O magari no, si può avere anche un déjà vu di un ricordo bellissimo, o di una vita passata se credete a queste cose. Il cinema però ha ascritto il déjà vu al quadro delle impressioni infelici, come ha fatto anche la musica del resto. Pensateci: ogni volta che una canzone cita un déjà vu è per richiamare una relazione finita male, l’idea di sentirsi in trappola e non sapere da che parte andare, di una situazione che è il clone scadente di un’altra. La ripetizione, insomma, non è mai una buona cosa.
Il cinema ha provato a raccontarlo anche fuor di metafora, immaginando scenari in cui la ripetizione non è soltanto una sensazione, ma una circostanza reale. Ho pensato subito a Ricomincio da capo – e come poteva essere altrimenti? – il caso più famoso in cui qualcuno si trovi a rivivere sempre lo stesso giorno. Il secondo titolo a venirmi in mente è stato Palm Springs, e lì mi sono fermato. Al secondo titolo della mia lista sono rimasto a pensarci così tanto che ho avuto voglia di rivederlo.

Palm Springs è una commedia di fantascienza – in cui la fantascienza è giusto la cornice per giustificare la sospensione del tempo, per il resto è tutta commedia e anche molto romantica – uscita nel 2020. Ottimo responso della critica, qualche premio importante, non a caso presentata al Sundance. Qui ogni giorno può finire in modo diverso, ma ricomincia sempre uguale: Nyles si sveglia sempre nello stesso letto, allo stesso modo, in quello stesso 9 novembre che è la data del matrimonio della migliore amica della sua ragazza.

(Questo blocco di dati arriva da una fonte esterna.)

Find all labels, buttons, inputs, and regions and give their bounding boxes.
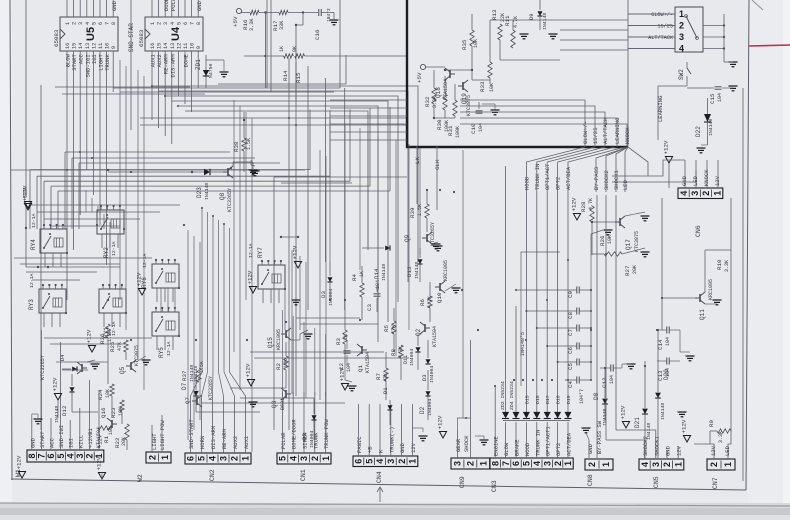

Arriva sempre il momento, in un film del genere, in cui il protagonista decide di provare ognuna di quelle cose che in una vita “normale” non faresti mai, perché tanto sa che non ha più nulla da perdere: né gli affetti, né la dignità, e nemmeno la vita. Dopotutto, domani non è un altro giorno ma le lancette torneranno indietro di ventiquattro ore e allora sarà come se niente fosse mai successo. È ciò che dà il via alla linea comica. Ma pur nella commedia arriva comunque il dramma: perché vivere per sempre lo stesso giorno, anche il migliore dei tuoi giorni, poi diventa insopportabile.

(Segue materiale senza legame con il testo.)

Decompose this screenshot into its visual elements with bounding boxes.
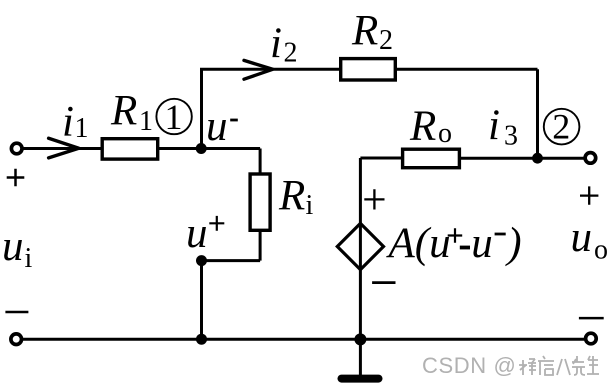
wire node u+ down to rail — [200, 261, 203, 340]
svg-text:R: R — [409, 103, 436, 150]
dependent source diamond A(u+-u-) — [337, 223, 383, 269]
svg-text:u: u — [2, 223, 24, 270]
svg-text:o: o — [594, 235, 608, 266]
svg-text:CSDN @: CSDN @ — [422, 353, 516, 378]
svg-text:u: u — [571, 214, 593, 261]
svg-text:2: 2 — [379, 25, 393, 56]
minus output — [579, 317, 604, 320]
watermark CSDN — [422, 353, 516, 378]
watermark chinese glyph dian — [538, 356, 554, 375]
node 2 circled — [544, 109, 580, 145]
svg-text:u: u — [206, 103, 228, 150]
minus source — [372, 281, 395, 284]
svg-text:i: i — [306, 190, 314, 221]
watermark chinese glyph xian — [572, 356, 585, 375]
svg-text:u: u — [471, 220, 493, 267]
node 1 circled — [156, 99, 191, 134]
resistor R2 — [341, 59, 396, 80]
resistor R1 — [102, 139, 158, 159]
svg-text:2: 2 — [284, 38, 298, 69]
svg-text:u: u — [186, 210, 208, 257]
svg-text:): ) — [504, 220, 521, 267]
node u+ junction dot — [196, 255, 207, 266]
svg-text:R: R — [351, 8, 378, 55]
wire node 1 to Ri corner — [202, 147, 261, 150]
terminal input top — [11, 143, 22, 154]
node 2 junction dot — [532, 153, 543, 164]
ground bar — [338, 375, 383, 383]
svg-text:i: i — [270, 20, 282, 67]
wire bottom rail — [23, 338, 584, 341]
wire node 1 up — [200, 69, 203, 148]
wire Ro to node 2 — [459, 157, 537, 160]
svg-text:i: i — [25, 243, 33, 274]
svg-text:1: 1 — [165, 97, 183, 137]
plus output — [580, 186, 598, 204]
wire dependent source vertical — [359, 158, 362, 339]
svg-text:2: 2 — [552, 107, 570, 147]
terminal input bottom — [11, 334, 22, 345]
wire corner down to Ri — [259, 149, 262, 175]
resistor Ri — [250, 174, 270, 230]
svg-text:1: 1 — [139, 106, 153, 137]
svg-text:R: R — [110, 87, 137, 134]
node u- junction dot — [196, 143, 207, 154]
wire top to R2 — [200, 68, 340, 71]
svg-text:1: 1 — [75, 113, 89, 144]
wire ground stem — [359, 339, 362, 375]
junction dot u+ rail — [196, 334, 207, 345]
plus input — [7, 169, 25, 187]
arrow i1 — [49, 138, 79, 158]
svg-text:A(u: A(u — [386, 220, 451, 267]
terminal output top — [585, 153, 596, 164]
resistor Ro — [403, 149, 460, 168]
wire node 2 to output terminal — [538, 157, 585, 160]
terminal output bottom — [586, 333, 597, 344]
wire R1 to node 1 — [159, 147, 202, 150]
wire source top to Ro — [360, 157, 402, 160]
svg-text:i: i — [488, 102, 500, 149]
svg-text:o: o — [438, 118, 452, 149]
wire corner down to node 2 — [536, 69, 539, 158]
minus input — [5, 311, 28, 314]
wire Ri bottom down — [259, 230, 262, 260]
wire input to R1 — [24, 147, 103, 150]
wire R2 to corner — [396, 68, 538, 71]
watermark chinese glyph lou — [519, 356, 599, 375]
wire to node u+ — [202, 259, 261, 262]
arrow i2 — [244, 60, 273, 79]
watermark chinese glyph sheng — [587, 356, 599, 374]
svg-text:3: 3 — [504, 121, 518, 152]
svg-text:i: i — [62, 99, 74, 146]
svg-text:R: R — [278, 173, 305, 220]
plus source — [364, 189, 384, 209]
junction dot source rail — [354, 333, 366, 345]
watermark chinese glyph ba — [557, 359, 570, 375]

Il passo successivo è uscirne fuori. Trovare il modo di sbloccare l’ingranaggio che si è rotto e mandare avanti l’orologio. La ripetizione, dicevamo, porta sempre con sé un’impronta negativa. Se non serve a metterti in allarme o a fare da monito, se non vuole impartire un insegnamento o suggerirti che devi cambiare rotta, nella migliore delle ipotesi finisce con l’annoiarti. Anche perché non si arriva da nessuna parte se puntualmente ti ritrovi nello stesso posto di ieri, e non dico solo in senso figurato. Perciò, in ogni storia, qualsiasi protagonista alla fine non desidera altro che svegliarsi in un giorno diverso.
Anch’io sono stato contento di svegliarmi e constatare che era tutto un sogno. Chissà cosa sarebbe successo se avessi continuato a dormire, quale finimondo sarei stato costretto a rivivere. Per fortuna non ho dovuto scoprirlo. In vita mia non ho mai desiderato di tornare indietro a un periodo più felice, detesto persino i sogni ricorrenti, figuriamo poi i déjà vu. Su questo la penso come nei film: anche se è stato bello, preferisco andare avanti, grazie.